Still, let’s take the “free market” climate change activists’ claim at face value, and assume that “harm alleviation” at least makes climate change countermeasures worthy of investigation. One of the stranger features of the “climate change” genre is that it automatically takes the “harm” as a given, and indeed something that is already under way.

To that assumption, I’d pose the question: If climate change is harmful, then exactly who is being harmed by it? What is the nature of that claimed harm and what is the incurred damage? A robust theory of “harm alleviation” in climate change should be able to provide at least a few particular and tangible examples that answer this question.

“Ah ha!,” some might say at this moment of the dialogue, pointing to any number of ills that are routinely projected or attributed to climate change. We’re told of rising sea levels that will supposedly wipe entire cities off the map (though, curiously, tangible examples of this phenomenon are practically nonexistent except where attached to a much more pronounced factor such as coastal erosion or land subsidence that far outpaces the effects of sea level rise).

We’re also told that “climate change” is responsible for a litany of extreme weather events, for hurricanes, tornadoes, floods, droughts, wildfires, and even occasional far-fetched theories linking it to tsunamis and earthquakes. Strangely, persons who espouse such dubious causal links between particularized weather events and global warming are often the first to discount and ridicule a subdued form of similar antics on the other side wherein an abnormally cold day or a snow storm is cited as counter-evidence for global warming.

There are also a number of predictive studies that assert all manner of risk, doom, and gloom from climate change, yet a number of recent scientific studies have found that these so-called “worst case” models overstate a significantly more moderate warming trend. I’d add that models predicting harm are a far cry from realized harm, even if one generously grants the possibility that the prediction will come true.

And yes there are studies that attribute all forms of far-fetched idiocy to “climate change.”

Note that in making these observations I have no reason to assume that climate change is anything other than real, the primary remaining question being just how rapidly it is occurring. On prescriptive policy though, the course to be taken is far less certain.
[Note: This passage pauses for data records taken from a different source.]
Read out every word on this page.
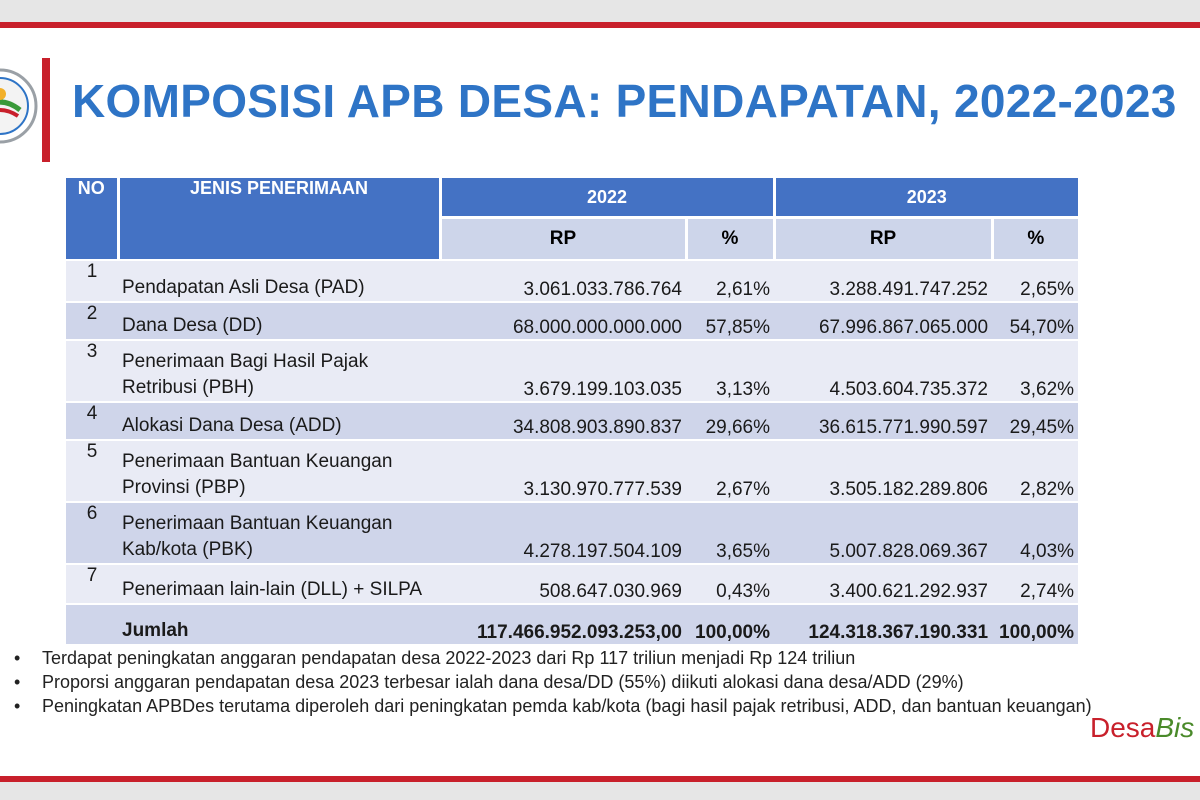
KOMPOSISI APB DESA: PENDAPATAN, 2022-2023
NO	JENIS PENERIMAAN	2022		2023	
		RP	%	RP	%
1	Pendapatan Asli Desa (PAD)	3.061.033.786.764	2,61%	3.288.491.747.252	2,65%
2	Dana Desa (DD)	68.000.000.000.000	57,85%	67.996.867.065.000	54,70%
3	Penerimaan Bagi Hasil Pajak Retribusi (PBH)	3.679.199.103.035	3,13%	4.503.604.735.372	3,62%
4	Alokasi Dana Desa (ADD)	34.808.903.890.837	29,66%	36.615.771.990.597	29,45%
5	Penerimaan Bantuan Keuangan Provinsi (PBP)	3.130.970.777.539	2,67%	3.505.182.289.806	2,82%
6	Penerimaan Bantuan Keuangan Kab/kota (PBK)	4.278.197.504.109	3,65%	5.007.828.069.367	4,03%
7	Penerimaan lain-lain (DLL) + SILPA	508.647.030.969	0,43%	3.400.621.292.937	2,74%
	Jumlah	117.466.952.093.253,00	100,00%	124.318.367.190.331	100,00%
• Terdapat peningkatan anggaran pendapatan desa 2022-2023 dari Rp 117 triliun menjadi Rp 124 triliun
• Proporsi anggaran pendapatan desa 2023 terbesar ialah dana desa/DD (55%) diikuti alokasi dana desa/ADD (29%)
• Peningkatan APBDes terutama diperoleh dari peningkatan pemda kab/kota (bagi hasil pajak retribusi, ADD, dan bantuan keuangan)
DesaBis
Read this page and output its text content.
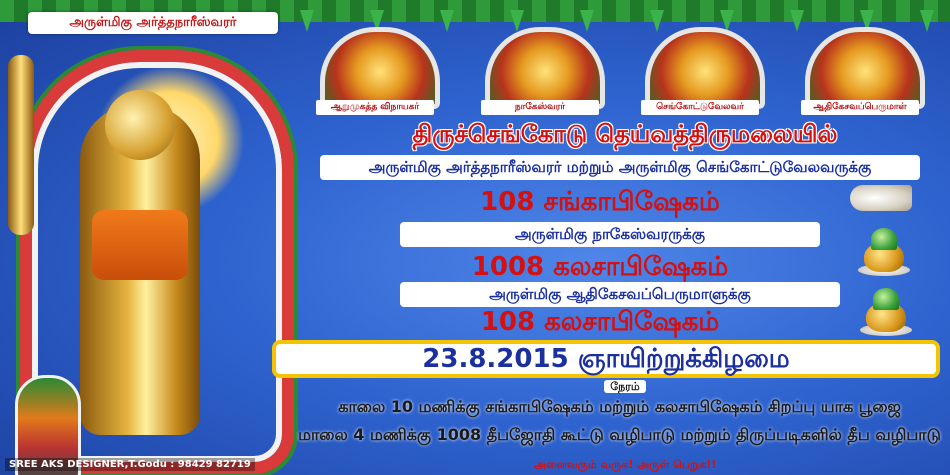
அருள்மிகு அர்த்தநாரீஸ்வரர்
ஆறுமுகத்த விநாயகர்	நாகேஸ்வரர்	செங்கோட்டுவேலவர்	ஆதிகேசவப்பெருமாள்
திருச்செங்கோடு தெய்வத்திருமலையில்
அருள்மிகு அர்த்தநாரீஸ்வரர் மற்றும் அருள்மிகு செங்கோட்டுவேலவருக்கு
108 சங்காபிஷேகம்
அருள்மிகு நாகேஸ்வரருக்கு
1008 கலசாபிஷேகம்
அருள்மிகு ஆதிகேசவப்பெருமாளுக்கு
108 கலசாபிஷேகம்
23.8.2015 ஞாயிற்றுக்கிழமை
நேரம்
காலை 10 மணிக்கு சங்காபிஷேகம் மற்றும் கலசாபிஷேகம் சிறப்பு யாக பூஜை
மாலை 4 மணிக்கு 1008 தீபஜோதி கூட்டு வழிபாடு மற்றும் திருப்படிகளில் தீப வழிபாடு
அனைவரும் வருக! அருள் பெறுக!!
SREE AKS DESIGNER,T.Godu : 98429 82719
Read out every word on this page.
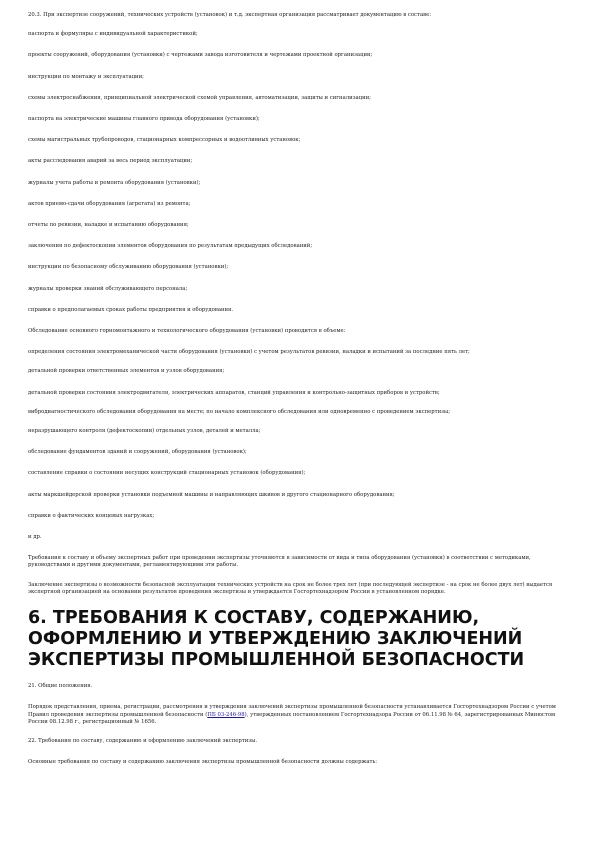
20.3. При экспертизе сооружений, технических устройств (установок) и т.д. экспертная организация рассматривает документацию в составе:

паспорта и формуляры с индивидуальной характеристикой;

проекты сооружений, оборудования (установки) с чертежами завода изготовителя и чертежами проектной организации;

инструкции по монтажу и эксплуатации;

схемы электроснабжения, принципиальной электрической схемой управления, автоматизации, защиты и сигнализации;

паспорта на электрические машины главного привода оборудования (установки);

схемы магистральных трубопроводов, стационарных компрессорных и водоотливных установок;

акты расследования аварий за весь период эксплуатации;

журналы учета работы и ремонта оборудования (установки);

актов приемо-сдачи оборудования (агрегата) из ремонта;

отчеты по ревизии, наладке и испытанию оборудования;

заключения по дефектоскопии элементов оборудования по результатам предыдущих обследований;

инструкции по безопасному обслуживанию оборудования (установки);

журналы проверки знаний обслуживающего персонала;

справки о предполагаемых сроках работы предприятия и оборудования.

Обследование основного горномонтажного и технологического оборудования (установки) проводится в объеме:

определения состояния электромеханической части оборудования (установки) с учетом результатов ревизии, наладки и испытаний за последние пять лет;

детальной проверки ответственных элементов и узлов оборудования;

детальной проверки состояния электродвигателя, электрических аппаратов, станций управления и контрольно-защитных приборов и устройств;

вибродиагностического обследования оборудования на месте; по начало комплексного обследования или одновременно с проведением экспертизы;

неразрушающего контроля (дефектоскопии) отдельных узлов, деталей и металла;

обследование фундаментов зданий и сооружений, оборудования (установок);

составление справки о состоянии несущих конструкций стационарных установок (оборудования);

акты маркшейдерской проверки установки подъемной машины и направляющих шкивов и другого стационарного оборудования;

справки о фактических концевых нагрузках;

и др.

Требования к составу и объему экспертных работ при проведении экспертизы уточняются в зависимости от вида и типа оборудования (установки) в соответствии с методиками, руководствами и другими документами, регламентирующими эти работы.

Заключение экспертизы о возможности безопасной эксплуатации технических устройств на срок не более трех лет (при последующей экспертизе - на срок не более двух лет) выдается экспертной организацией на основании результатов проведения экспертизы и утверждается Госгортехнадзором России в установленном порядке.

6. ТРЕБОВАНИЯ К СОСТАВУ, СОДЕРЖАНИЮ, ОФОРМЛЕНИЮ И УТВЕРЖДЕНИЮ ЗАКЛЮЧЕНИЙ ЭКСПЕРТИЗЫ ПРОМЫШЛЕННОЙ БЕЗОПАСНОСТИ

21. Общие положения.

Порядок представления, приема, регистрации, рассмотрения и утверждения заключений экспертизы промышленной безопасности устанавливается Госгортехнадзором России с учетом Правил проведения экспертизы промышленной безопасности (ПБ 03-246-98), утвержденных постановлением Госгортехнадзора России от 06.11.98 № 64, зарегистрированных Минюстом России 08.12.98 г., регистрационный № 1656.

22. Требования по составу, содержанию и оформлению заключений экспертизы.

Основные требования по составу и содержанию заключения экспертизы промышленной безопасности должны содержать:
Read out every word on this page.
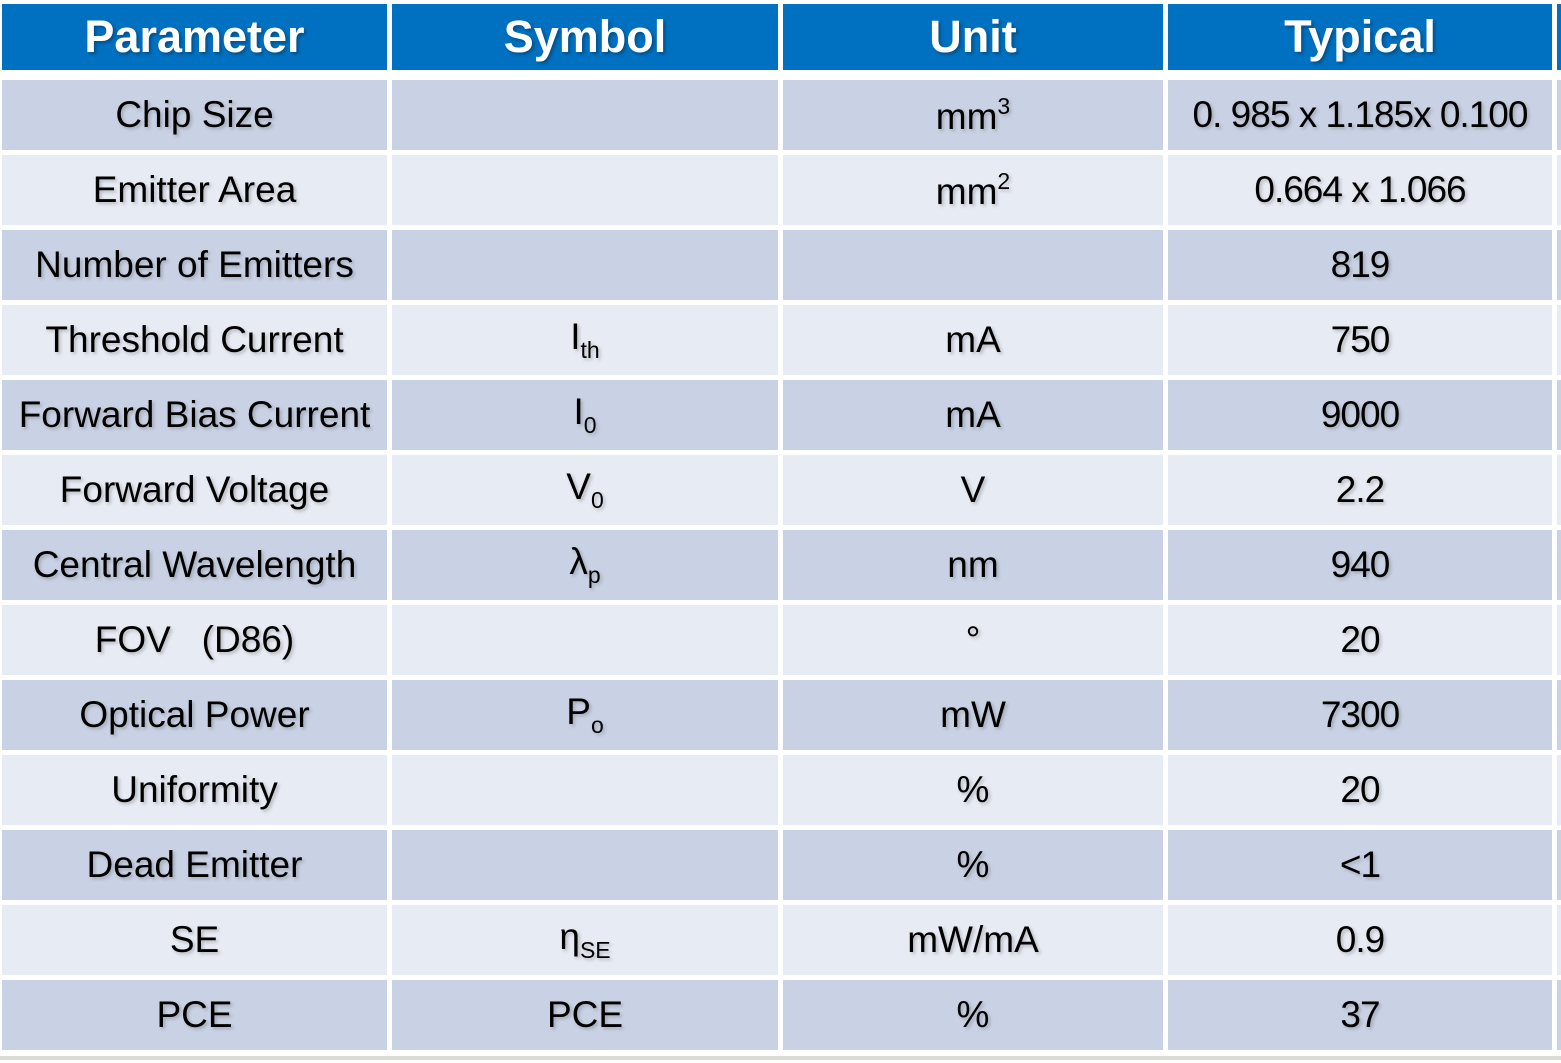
Parameter	Symbol	Unit	Typical
Chip Size		$mm^3$	0. 985 x 1.185x 0.100
Emitter Area		$mm^2$	0.664 x 1.066
Number of Emitters			819
Threshold Current	$I_{th}$	mA	750
Forward Bias Current	$I_0$	mA	9000
Forward Voltage	$V_0$	V	2.2
Central Wavelength	$\lambda_p$	nm	940
FOV   (D86)		°	20
Optical Power	$P_o$	mW	7300
Uniformity		%	20
Dead Emitter		%	<1
SE	$\eta_{SE}$	mW/mA	0.9
PCE	PCE	%	37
If “harm” is occurring from global warming, I’ll readily admit that it might provide a basis for corrective policies, assuming such policies could be enacted without inflicting greater harm (and I am indeed skeptical that they could be). Yet even the “harm” of climate change is far more frequently assumed than demonstrated.  To minimally qualify, such a demonstration of harm would also need to be robust – not just theorized future “harm” from an over-hyped and highly uncertain predictive model, and not just anecdotal post hoc attributions of “harm” to particularized extreme weather events. Robust demonstrations of harm from global warming would need to show physical, tangible, calculable, and realized damages to specific persons or property that derive directly and primarily from climate change, rather than other and more localized sources. The question that follows from this observation is a simple one and yet also lightly addressed in the climate activist realm: If climate change is indeed the “harm” that our political discourse often assumes it to be, then where are all its tangible “victims”?